For anyone looking to get auto insurance coverage in Ohio, it's a good idea to look at the specific laws and regulations in the state regarding required or suggested auto insurance coverage. Knowing more about your state's practices will help you make the best decisions in getting typical auto insurance coverage for a household or individual driver.
- Look at Your Options for Financial Responsibility - Ohio government resources posted online make it clear to consumers that Ohio does not force individuals to buy auto insurance coverage, but instead mandates a form of financial responsibility. Residents can get a list of options from the Ohio Department of Motor Vehicles that include a very large deposit in lieu of a minimum liability insurance plan. However, the Ohio Department of Insurance also clarifies that "most drivers have only one real choice - to buy liability insurance". When you're looking at what's available to you in the state of Ohio, it's useful to consider all of your options before signing onto an insurance policy.
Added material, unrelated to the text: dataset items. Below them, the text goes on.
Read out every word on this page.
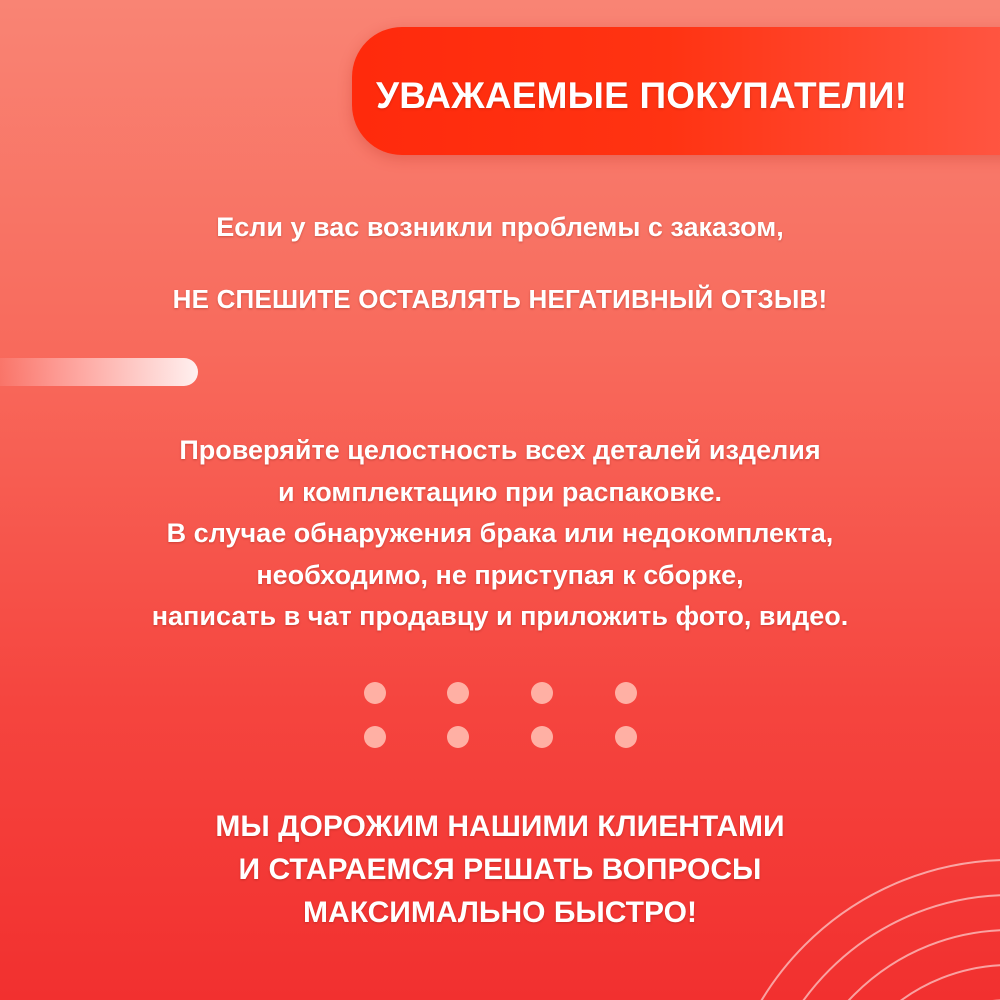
УВАЖАЕМЫЕ ПОКУПАТЕЛИ!

Если у вас возникли проблемы с заказом,

НЕ СПЕШИТЕ ОСТАВЛЯТЬ НЕГАТИВНЫЙ ОТЗЫВ!

Проверяйте целостность всех деталей изделия
и комплектацию при распаковке.
В случае обнаружения брака или недокомплекта,
необходимо, не приступая к сборке,
написать в чат продавцу и приложить фото, видео.

МЫ ДОРОЖИМ НАШИМИ КЛИЕНТАМИ
И СТАРАЕМСЯ РЕШАТЬ ВОПРОСЫ
МАКСИМАЛЬНО БЫСТРО!
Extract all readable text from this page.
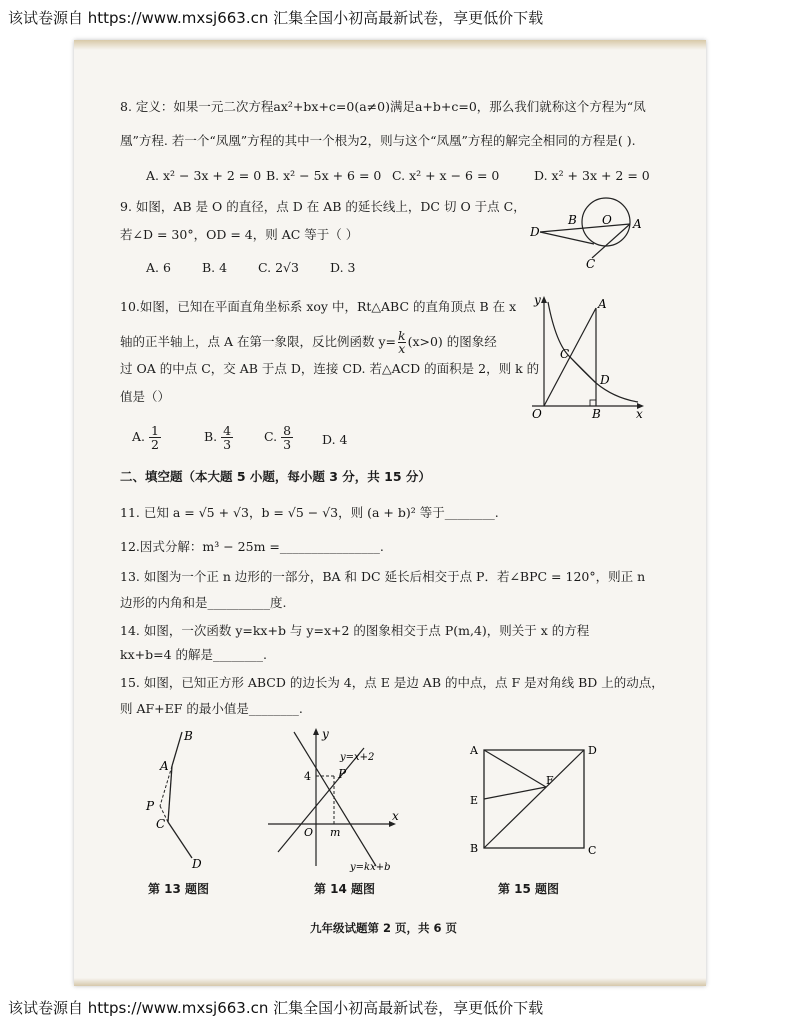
该试卷源自 https://www.mxsj663.cn 汇集全国小初高最新试卷，享更低价下载
8. 定义：如果一元二次方程ax²+bx+c=0(a≠0)满足a+b+c=0，那么我们就称这个方程为“凤
凰”方程. 若一个“凤凰”方程的其中一个根为2，则与这个“凤凰”方程的解完全相同的方程是( ).
A. x² − 3x + 2 = 0 B. x² − 5x + 6 = 0 C. x² + x − 6 = 0	D. x² + 3x + 2 = 0
9. 如图，AB 是 O 的直径，点 D 在 AB 的延长线上，DC 切 O 于点 C，
若∠D = 30°，OD = 4，则 AC 等于（ ）
A. 6 B. 4 C. 2√3 D. 3
B O A
D
C
10.如图，已知在平面直角坐标系 xoy 中，Rt△ABC 的直角顶点 B 在 x
轴的正半轴上，点 A 在第一象限，反比例函数 $y= \frac{k}{x} (x>0)$ 的图象经
过 OA 的中点 C，交 AB 于点 D，连接 CD. 若△ACD 的面积是 2，则 k 的
值是（）
A. $\frac{1}{2}$	B. $\frac{4}{3} C$. $\frac{8}{3} D$. 4
y	A
C
D
O	B	x
二、填空题（本大题 5 小题，每小题 3 分，共 15 分）
11. 已知 a = √5 + √3，b = √5 − √3，则 (a + b)² 等于________.
12.因式分解：m³ − 25m =________________.
13. 如图为一个正 n 边形的一部分，BA 和 DC 延长后相交于点 P．若∠BPC = 120°，则正 n
边形的内角和是__________度.
14. 如图，一次函数 y=kx+b 与 y=x+2 的图象相交于点 P(m,4)，则关于 x 的方程
kx+b=4 的解是________.
15. 如图，已知正方形 ABCD 的边长为 4，点 E 是边 AB 的中点，点 F 是对角线 BD 上的动点，
则 AF+EF 的最小值是________.
B
A
P
C
D
第 13 题图
y
y=x+2
4 P
O m
x
y=kx+b
第 14 题图
A	D
F
E
B	C
第 15 题图
九年级试题第 2 页，共 6 页
该试卷源自 https://www.mxsj663.cn 汇集全国小初高最新试卷，享更低价下载
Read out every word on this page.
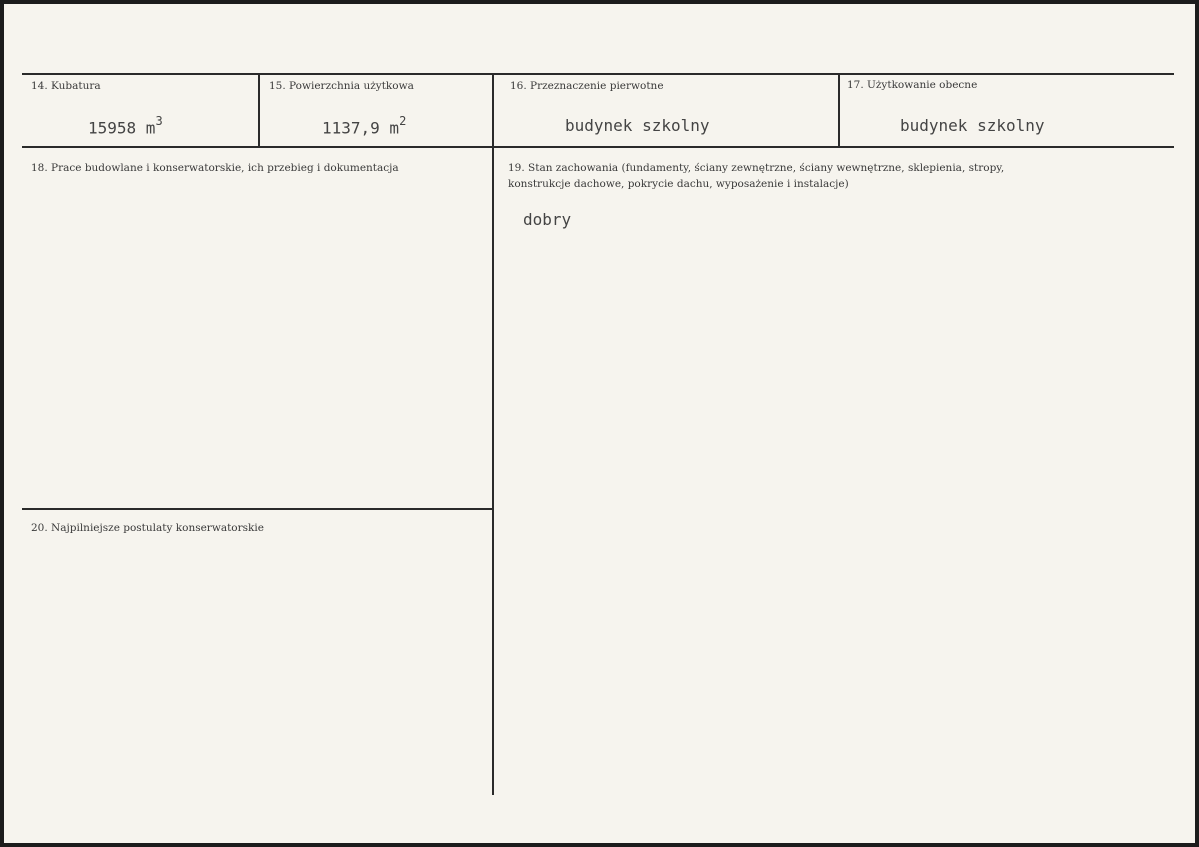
14. Kubatura
15958 $m^3$
15. Powierzchnia użytkowa
1137,9 $m^2$
16. Przeznaczenie pierwotne
budynek szkolny
17. Użytkowanie obecne
budynek szkolny
18. Prace budowlane i konserwatorskie, ich przebieg i dokumentacja	19. Stan zachowania (fundamenty, ściany zewnętrzne, ściany wewnętrzne, sklepienia, stropy,
konstrukcje dachowe, pokrycie dachu, wyposażenie i instalacje)
dobry
20. Najpilniejsze postulaty konserwatorskie
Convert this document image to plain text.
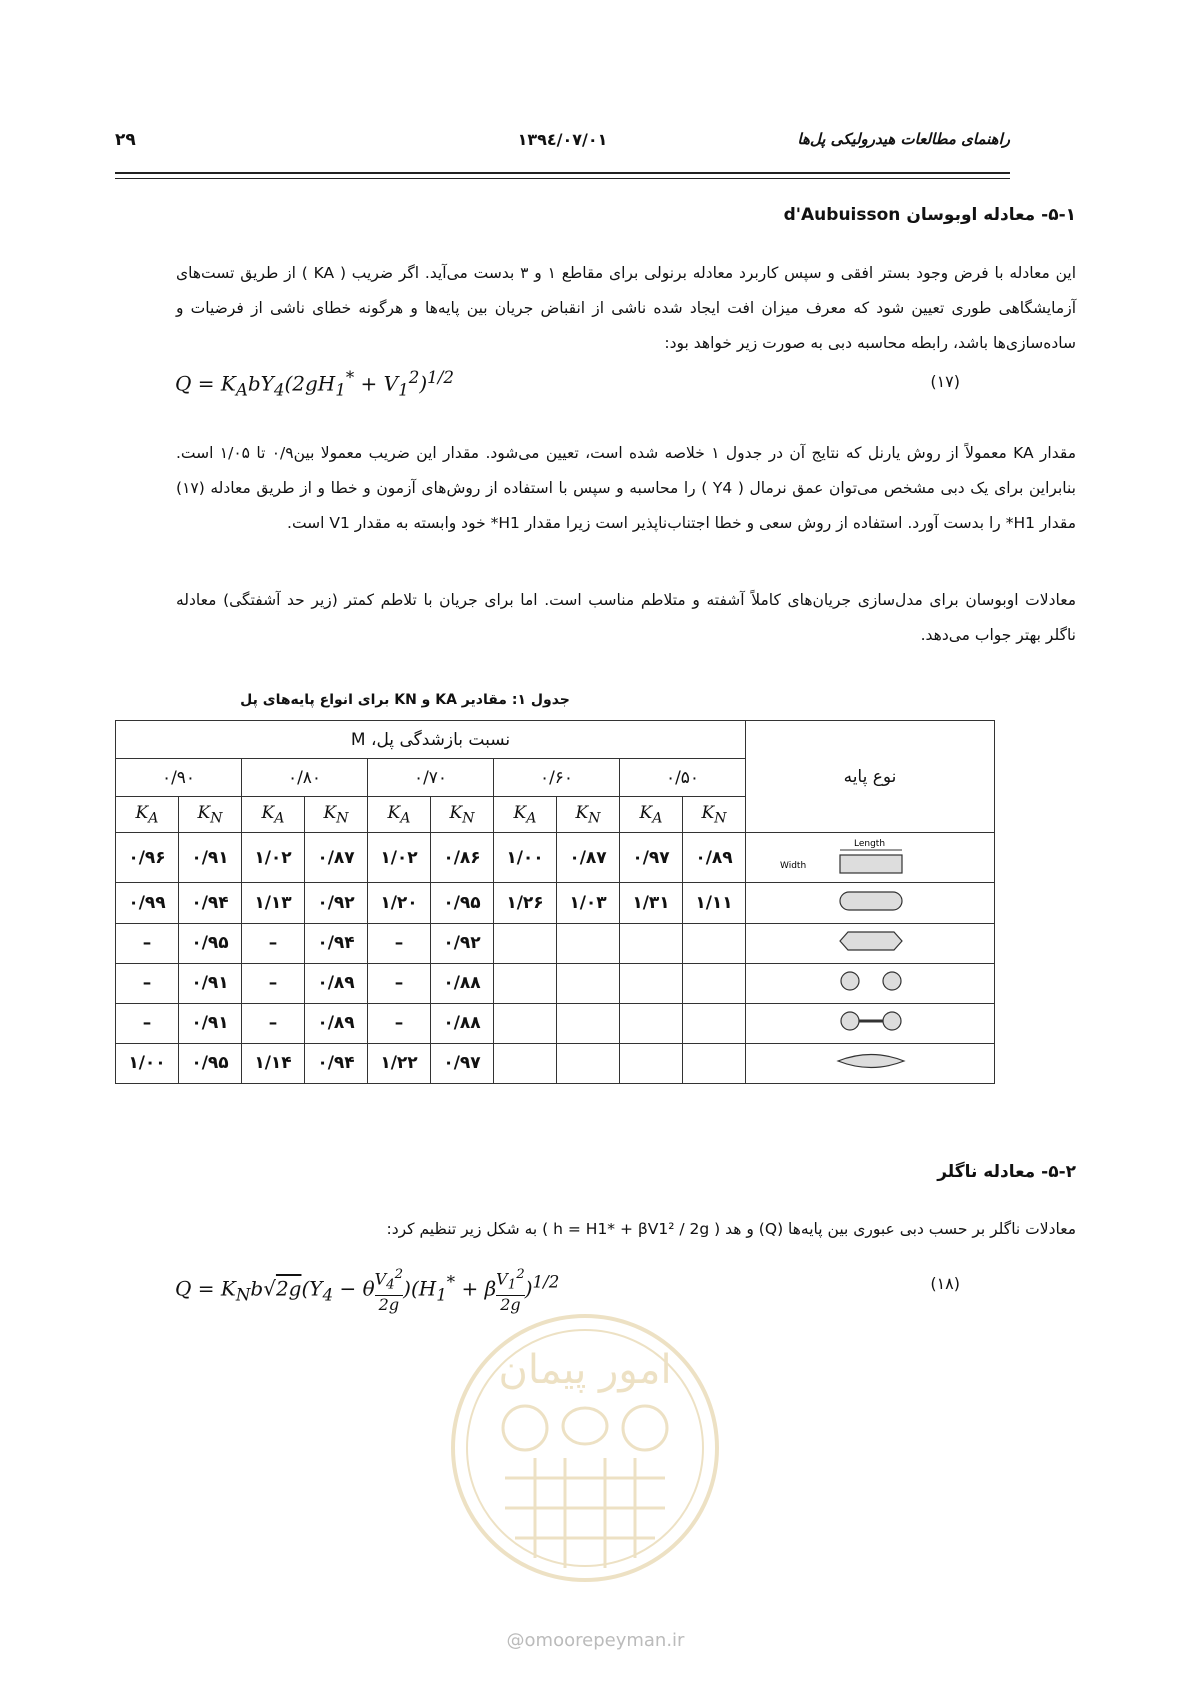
۲۹	۱۳۹٤/۰۷/۰۱	راهنمای مطالعات هیدرولیکی پل‌ها
۵-۱- معادله اوبوسان d'Aubuisson

این معادله با فرض وجود بستر افقی و سپس کاربرد معادله برنولی برای مقاطع ۱ و ۳ بدست می‌آید. اگر ضریب ( KA ) از طریق تست‌های آزمایشگاهی طوری تعیین شود که معرف میزان افت ایجاد شده ناشی از انقباض جریان بین پایه‌ها و هرگونه خطای ناشی از فرضیات و ساده‌سازی‌ها باشد، رابطه محاسبه دبی به صورت زیر خواهد بود:

$Q = K_AbY_4(2gH_1^* + V_1^2)^{1/2}$	(۱۷)

مقدار KA معمولاً از روش یارنل که نتایج آن در جدول ۱ خلاصه شده است، تعیین می‌شود. مقدار این ضریب معمولا بین۰/۹ تا ۱/۰۵ است. بنابراین برای یک دبی مشخص می‌توان عمق نرمال ( Y4 ) را محاسبه و سپس با استفاده از روش‌های آزمون و خطا و از طریق معادله (۱۷) مقدار H1* را بدست آورد. استفاده از روش سعی و خطا اجتناب‌ناپذیر است زیرا مقدار H1* خود وابسته به مقدار V1 است.

معادلات اوبوسان برای مدل‌سازی جریان‌های کاملاً آشفته و متلاطم مناسب است. اما برای جریان با تلاطم کمتر (زیر حد آشفتگی) معادله ناگلر بهتر جواب می‌دهد.

جدول ۱: مقادیر KA و KN برای انواع پایه‌های پل
نسبت بازشدگی پل، M										نوع پایه
۰/۹۰		۰/۸۰		۰/۷۰		۰/۶۰		۰/۵۰		
$K_A$	$K_N$	$K_A$	$K_N$	$K_A$	$K_N$	$K_A$	$K_N$	$K_A$	$K_N$
۰/۹۶	۰/۹۱	۱/۰۲	۰/۸۷	۱/۰۲	۰/۸۶	۱/۰۰	۰/۸۷	۰/۹۷	۰/۸۹	Length
Width

۰/۹۹	۰/۹۴	۱/۱۳	۰/۹۲	۱/۲۰	۰/۹۵	۱/۲۶	۱/۰۳	۱/۳۱	۱/۱۱	
–	۰/۹۵	–	۰/۹۴	–	۰/۹۲					
–	۰/۹۱	–	۰/۸۹	–	۰/۸۸					
–	۰/۹۱	–	۰/۸۹	–	۰/۸۸					
۱/۰۰	۰/۹۵	۱/۱۴	۰/۹۴	۱/۲۲	۰/۹۷					
۵-۲- معادله ناگلر

معادلات ناگلر بر حسب دبی عبوری بین پایه‌ها (Q) و هد ( h = H1* + βV1² / 2g ) به شکل زیر تنظیم کرد:

$Q = K_Nb√2g(Y_4 - \theta \frac{V_4^2}{2g} )(H_1^* + \beta \frac{V_1^2}{2g} )^{1/2}$	(۱۸)
امور پیمان
@omoorepeyman.ir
- Figure Out What You Want in Liability Insurance - Liability insurance protects you from financial responsibility in the event that you cause an accident on the road. For those drivers who opt to use minimum liability insurance to comply with financial responsibility laws in Ohio, the minimum coverages are $12,500 per person and $25,000 per accident in bodily injury coverage, as well as $7,500 for property damage coverage. However, many insurers and other experts will recommend getting a lot more in liability insurance to avoid being personally liable to pay compensation in an accident scenario.
- Take a Look at Ohio's Comparative Negligence Laws - The interesting auto insurance system used in the state of Ohio can have an impact on what you purchase in car insurance. Comparative negligence means that each driver in an accident can be assigned a portion of the fault. In Ohio, insurance adjusters are responsible for judging what percentage of fault a driver shares in an accident. Ohio has had this kind of comparative negligence system since 1980. The state insurance department can help inform drivers about the system, but state resources make it clear that comparative negligence is primarily a legal term, and that consulting an attorney may be necessary for those who disagree with an insurance adjuster's judgment.
- Consider Uninsured Motorist Coverage - The state of Ohio does not mandate uninsured motorist coverage for drivers. However, some households may want to include this in their auto insurance policy. Uninsured motorist coverage provides for payments when the policy holder is hit by an uninsured driver. These payments can include compensation for such abstract items as lost wages and pain and suffering. In Ohio, auto insurance carriers are required to provide you with a quote for adding uninsured motorist coverage to your policy.
- Look at Additional Vehicle Coverage - Auto insurance carriers must also provide you with quotes for collision or comprehensive coverage. These kinds of insurance cover damage to your vehicle, and if you are still financing a car or truck, some lenders may require them.
Take all of the above into account when you are looking for the best insurance policy for you in the state of Ohio.